Masalah yang kemudian selalu hangat dibicarakan menyangkut umat beragama di Indonesia yakni hubungan timbal balik antara agama dan Pancasila. Pancasila yang bernafaskan sekuler ini sudah menjadi postulat politik bagi sistem politik di Indonesia, sehingga terasa tidak ada ruang lagi bagi Islam politik di Indonesia. Jika ada itu pun hanya sebatas pada tatanan subtansi bukan pada tatanan formalitas. Jadi eksistensi Islam politik Indonesia masih tahap dialektika dalam kekangan ideologi Pancasila. Pengamalan pancasila sebagai ideologi Negara dan pandangan hidup bangsa Indonesia, merupakan kewajiban konstitusional. Namun, dalam konteks ini, Pancasila harus pula dipandang sebagai bagian ajaran luhur semua agama, karena memang Pancasila itu sendiri telah mengandung nilai-nilai agama.
Berbicara tentang perkembangan situasi politik dalam negeri menurut perspektif Islam, setidaknya dikenal dua periode yang secara signifikan memberikan pengaruh yang berbeda, yakni periode pra dan pasca 90-an. Pertama adalah periode beku yang ditandai dengan ketegangan hubungan antara umat Islam dengan pemerintah, sedangkan yang kedua adalah pencairan dari yang pertama, yakni ketika pemerintah berubah haluan dalam menatap umat Islam dalam setting pembangunan nasional.
Situasi pra 90-an diakui sarat dengan isu politik yang mempertentangkan umat Islam dengan pemerintah. Peristiwa Tanjung Priok, Aceh, Lampung, Komando Jihad, peledakan Borobudur, dan yang lainnya telah memanaskan situasi. Peristiwa-peristiwa tersebut, sejak Orde Baru berdiri, mengukuhkan citra pertentangan antara umat Islam dengan pemerintah. Situasi ini pada gilirannya menjadikan organisasi Islam tidak berani "tampil" secara lantang menyuarakan aspirasinya.
Tetapi, situasi tersebut berangsur berubah pada pasca 90-an. Angin segar seakan bertiup sejuk ke tubuh umat Islam. ICMI terbentuk, Soeharto naik haji, jilbab dilegalisasi di sekolah menengah, lolosnya peradilan agama dan pendidikan nasional yang dinilai menguntungkan, pencabutan SDSB, pendirian BMI, serta suasana keberislaman kalangan birokrasi yang semakin kental, dan lain-lain yang menandai era baru: politik akomodasi, umat Islam yang selama ini dianggap sebagai rival kini tidak lagi.
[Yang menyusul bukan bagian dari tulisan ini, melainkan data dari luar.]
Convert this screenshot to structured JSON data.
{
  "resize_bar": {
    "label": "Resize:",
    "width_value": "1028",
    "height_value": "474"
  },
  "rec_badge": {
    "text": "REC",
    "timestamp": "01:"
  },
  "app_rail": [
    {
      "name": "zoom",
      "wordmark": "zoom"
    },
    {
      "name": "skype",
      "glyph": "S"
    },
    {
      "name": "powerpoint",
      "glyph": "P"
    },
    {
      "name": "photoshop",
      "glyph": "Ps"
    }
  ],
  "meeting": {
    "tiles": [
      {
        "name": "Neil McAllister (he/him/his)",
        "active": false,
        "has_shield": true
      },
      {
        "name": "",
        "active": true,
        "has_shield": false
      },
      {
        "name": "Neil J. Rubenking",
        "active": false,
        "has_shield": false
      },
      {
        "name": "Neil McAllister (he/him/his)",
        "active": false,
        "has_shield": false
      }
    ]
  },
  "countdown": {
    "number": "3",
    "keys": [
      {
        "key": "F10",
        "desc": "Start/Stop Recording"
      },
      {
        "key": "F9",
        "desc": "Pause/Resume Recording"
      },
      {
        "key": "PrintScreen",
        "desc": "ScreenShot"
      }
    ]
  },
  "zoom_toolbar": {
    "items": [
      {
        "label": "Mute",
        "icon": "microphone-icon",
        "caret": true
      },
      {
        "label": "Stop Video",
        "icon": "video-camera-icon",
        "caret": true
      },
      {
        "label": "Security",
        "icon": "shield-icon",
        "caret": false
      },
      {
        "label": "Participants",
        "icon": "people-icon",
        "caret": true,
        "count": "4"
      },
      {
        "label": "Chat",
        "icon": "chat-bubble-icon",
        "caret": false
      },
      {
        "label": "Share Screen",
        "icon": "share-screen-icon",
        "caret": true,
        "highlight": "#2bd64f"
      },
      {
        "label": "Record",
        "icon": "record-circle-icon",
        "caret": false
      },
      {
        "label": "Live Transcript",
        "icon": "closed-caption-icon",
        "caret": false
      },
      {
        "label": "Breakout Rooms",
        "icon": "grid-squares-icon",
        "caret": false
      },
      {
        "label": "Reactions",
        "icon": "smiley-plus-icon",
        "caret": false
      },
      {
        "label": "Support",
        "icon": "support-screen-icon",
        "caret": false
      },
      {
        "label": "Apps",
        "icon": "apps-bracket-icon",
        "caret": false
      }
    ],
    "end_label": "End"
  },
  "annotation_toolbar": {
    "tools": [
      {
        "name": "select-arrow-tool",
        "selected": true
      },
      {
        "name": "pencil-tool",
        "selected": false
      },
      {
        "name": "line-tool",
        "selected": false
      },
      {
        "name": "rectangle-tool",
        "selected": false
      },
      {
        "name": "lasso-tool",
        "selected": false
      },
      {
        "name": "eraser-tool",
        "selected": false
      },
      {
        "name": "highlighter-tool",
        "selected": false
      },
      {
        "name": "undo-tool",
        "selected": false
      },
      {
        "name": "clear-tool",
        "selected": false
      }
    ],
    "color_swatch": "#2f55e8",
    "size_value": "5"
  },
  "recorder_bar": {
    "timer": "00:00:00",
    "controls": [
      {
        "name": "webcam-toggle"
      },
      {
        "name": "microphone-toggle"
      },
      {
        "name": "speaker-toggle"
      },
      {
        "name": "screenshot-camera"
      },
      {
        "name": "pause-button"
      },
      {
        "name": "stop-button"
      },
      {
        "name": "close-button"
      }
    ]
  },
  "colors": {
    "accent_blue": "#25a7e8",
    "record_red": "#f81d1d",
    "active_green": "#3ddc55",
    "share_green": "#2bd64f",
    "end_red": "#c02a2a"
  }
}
Tumbuh di kalangan pemerintah dan juga ABRI (pada waktu itu), bahwa pembangunan Indonesia tidak akan berhasil tanpa menyertakan umat Islam yang mayoritas, umat Islam harus dianggap sebagai mitra.
Untuk memuaskan kepentingan pihak muslim, konstitusi yang berlandaskan pancasila menyediakan pembentukan kementerian urusan agama. Kementerian ini dibentuk untuk melindungi kebebasan beragama dan untuk menjaga keserasian hubungan antara komunitas agama yang berbeda namun tujuan yang utama adalah menangani urusan agama muslim, seperti urusan perkawinan dan perceraian urusan wakaf, kemesjidan dan urusan haji.Gagasan pembentukan departemen agama adalah untuk memberikan jaminan kelembagaan, terutama bagi umat Islam di Indonesia, bahwa Negara akan sunguh-sungguh memperhatikan masalah-masalah agama.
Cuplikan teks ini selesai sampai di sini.